Data cleaning is widely regarded as a critical piece of machine learning (ML) applications, as data errors can corrupt models in ways that cause the application to operate incorrectly, unfairly, or dangerously. Traditional data cleaning focuses on quality issues of a dataset in isolation of the application using the data—Cleaning Before ML—which can be inefficient and, counterintuitively, degrade the application further. In this talk, I briefly discuss the application of general purpose cleaning algorithms in data science pipelines and review recent progress in Cleaning For ML. I will conclude with our vision of a holistic cleaning framework, and outline new challenges that arise when data cleaning meets ML applications.

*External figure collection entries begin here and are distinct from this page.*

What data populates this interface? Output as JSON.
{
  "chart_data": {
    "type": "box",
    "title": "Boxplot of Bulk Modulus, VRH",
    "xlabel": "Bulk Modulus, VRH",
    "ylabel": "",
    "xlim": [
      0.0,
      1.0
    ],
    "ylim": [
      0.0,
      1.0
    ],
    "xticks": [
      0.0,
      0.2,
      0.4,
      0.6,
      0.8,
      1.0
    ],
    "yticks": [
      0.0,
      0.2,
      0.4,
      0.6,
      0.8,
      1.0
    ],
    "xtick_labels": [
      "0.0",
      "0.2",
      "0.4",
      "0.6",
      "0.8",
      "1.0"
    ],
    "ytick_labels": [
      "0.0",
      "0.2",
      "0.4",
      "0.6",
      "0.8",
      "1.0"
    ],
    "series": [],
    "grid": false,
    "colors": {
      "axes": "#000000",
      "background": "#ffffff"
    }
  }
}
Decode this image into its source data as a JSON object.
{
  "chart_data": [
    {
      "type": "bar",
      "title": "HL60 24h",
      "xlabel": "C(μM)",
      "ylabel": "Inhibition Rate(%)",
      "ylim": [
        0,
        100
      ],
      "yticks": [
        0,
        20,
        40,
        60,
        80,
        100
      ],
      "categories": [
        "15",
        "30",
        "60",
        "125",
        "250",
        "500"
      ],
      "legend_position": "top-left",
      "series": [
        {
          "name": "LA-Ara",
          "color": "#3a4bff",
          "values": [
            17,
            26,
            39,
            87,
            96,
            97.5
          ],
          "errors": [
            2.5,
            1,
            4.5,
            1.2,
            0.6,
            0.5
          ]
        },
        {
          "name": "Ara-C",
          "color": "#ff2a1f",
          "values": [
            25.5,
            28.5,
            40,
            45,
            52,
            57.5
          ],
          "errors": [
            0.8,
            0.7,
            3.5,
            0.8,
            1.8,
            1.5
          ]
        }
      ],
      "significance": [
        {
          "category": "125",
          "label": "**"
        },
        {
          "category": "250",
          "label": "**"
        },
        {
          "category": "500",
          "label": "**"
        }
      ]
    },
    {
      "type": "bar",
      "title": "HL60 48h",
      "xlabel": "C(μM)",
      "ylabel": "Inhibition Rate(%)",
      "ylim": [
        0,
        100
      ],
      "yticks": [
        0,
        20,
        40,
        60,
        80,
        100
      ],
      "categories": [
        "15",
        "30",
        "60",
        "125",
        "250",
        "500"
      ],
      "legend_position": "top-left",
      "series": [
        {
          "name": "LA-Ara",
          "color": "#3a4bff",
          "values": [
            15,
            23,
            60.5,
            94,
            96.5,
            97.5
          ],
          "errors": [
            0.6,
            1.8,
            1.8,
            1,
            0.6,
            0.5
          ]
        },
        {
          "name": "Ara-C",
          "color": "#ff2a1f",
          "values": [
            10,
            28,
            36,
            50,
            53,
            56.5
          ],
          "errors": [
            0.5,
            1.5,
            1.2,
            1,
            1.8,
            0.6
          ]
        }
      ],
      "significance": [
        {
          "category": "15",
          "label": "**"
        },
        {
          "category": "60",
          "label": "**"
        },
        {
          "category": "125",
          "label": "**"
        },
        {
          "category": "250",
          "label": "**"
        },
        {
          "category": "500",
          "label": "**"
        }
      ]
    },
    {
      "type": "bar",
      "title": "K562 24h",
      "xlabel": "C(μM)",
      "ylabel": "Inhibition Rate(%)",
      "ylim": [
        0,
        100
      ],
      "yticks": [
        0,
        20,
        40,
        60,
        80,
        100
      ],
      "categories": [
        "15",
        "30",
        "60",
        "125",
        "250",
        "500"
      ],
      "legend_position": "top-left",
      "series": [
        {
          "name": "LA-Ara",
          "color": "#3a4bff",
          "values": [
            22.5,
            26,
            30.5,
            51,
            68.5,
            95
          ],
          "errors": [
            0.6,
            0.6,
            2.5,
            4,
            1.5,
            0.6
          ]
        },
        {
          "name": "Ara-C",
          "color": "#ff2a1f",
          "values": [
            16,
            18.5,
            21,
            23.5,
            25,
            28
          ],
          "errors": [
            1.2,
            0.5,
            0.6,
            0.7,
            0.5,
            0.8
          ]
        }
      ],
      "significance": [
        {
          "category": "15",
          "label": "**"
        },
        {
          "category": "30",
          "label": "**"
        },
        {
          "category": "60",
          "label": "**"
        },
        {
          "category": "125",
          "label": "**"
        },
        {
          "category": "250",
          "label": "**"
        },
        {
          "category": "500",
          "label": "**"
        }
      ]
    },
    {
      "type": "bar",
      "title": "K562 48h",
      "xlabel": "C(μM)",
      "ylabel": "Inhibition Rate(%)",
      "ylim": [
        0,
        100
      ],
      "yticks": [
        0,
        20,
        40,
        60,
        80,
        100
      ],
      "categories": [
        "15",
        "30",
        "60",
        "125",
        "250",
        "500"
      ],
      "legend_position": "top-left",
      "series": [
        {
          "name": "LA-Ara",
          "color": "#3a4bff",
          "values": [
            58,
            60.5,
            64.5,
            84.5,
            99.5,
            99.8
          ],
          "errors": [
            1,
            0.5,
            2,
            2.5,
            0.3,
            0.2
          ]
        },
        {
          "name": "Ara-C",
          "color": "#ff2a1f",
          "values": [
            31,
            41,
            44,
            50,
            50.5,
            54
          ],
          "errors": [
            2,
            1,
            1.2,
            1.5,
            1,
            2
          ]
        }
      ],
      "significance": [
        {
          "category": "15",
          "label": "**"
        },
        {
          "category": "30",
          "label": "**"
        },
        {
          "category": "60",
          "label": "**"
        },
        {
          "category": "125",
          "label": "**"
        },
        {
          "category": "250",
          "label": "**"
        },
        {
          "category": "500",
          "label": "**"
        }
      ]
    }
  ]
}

Bio: Prof. Dr. Ziawasch Abedjan

Ziawasch Abedjan is a university professor and chairs the “Databases and Information Systems” group at the Leibniz University in Hanover. He serves as Principal Investigator at the L3S Research Centre in Hanover and fellow of the Berlin Institute for the Foundations of Learning and Data (BIFOLD). He is further Visiting Academic at Amazon and Junior Fellow of the German Computer Science Society (GI). Ziawasch Abedjan earned his doctorate at the Hasso-Plattner Institute in Potsdam and spent two years at MIT as a post-doctoral associate. Before his tenure in Hanover, he served as a Junior Professor at the Technical University of Berlin and as a senior researcher at the German Research Centre for Artificial Intelligence (DFKI). His research is supported by grants from the German Research Foundation (DFG) and the Federal Ministry for Education and Research (BMBF).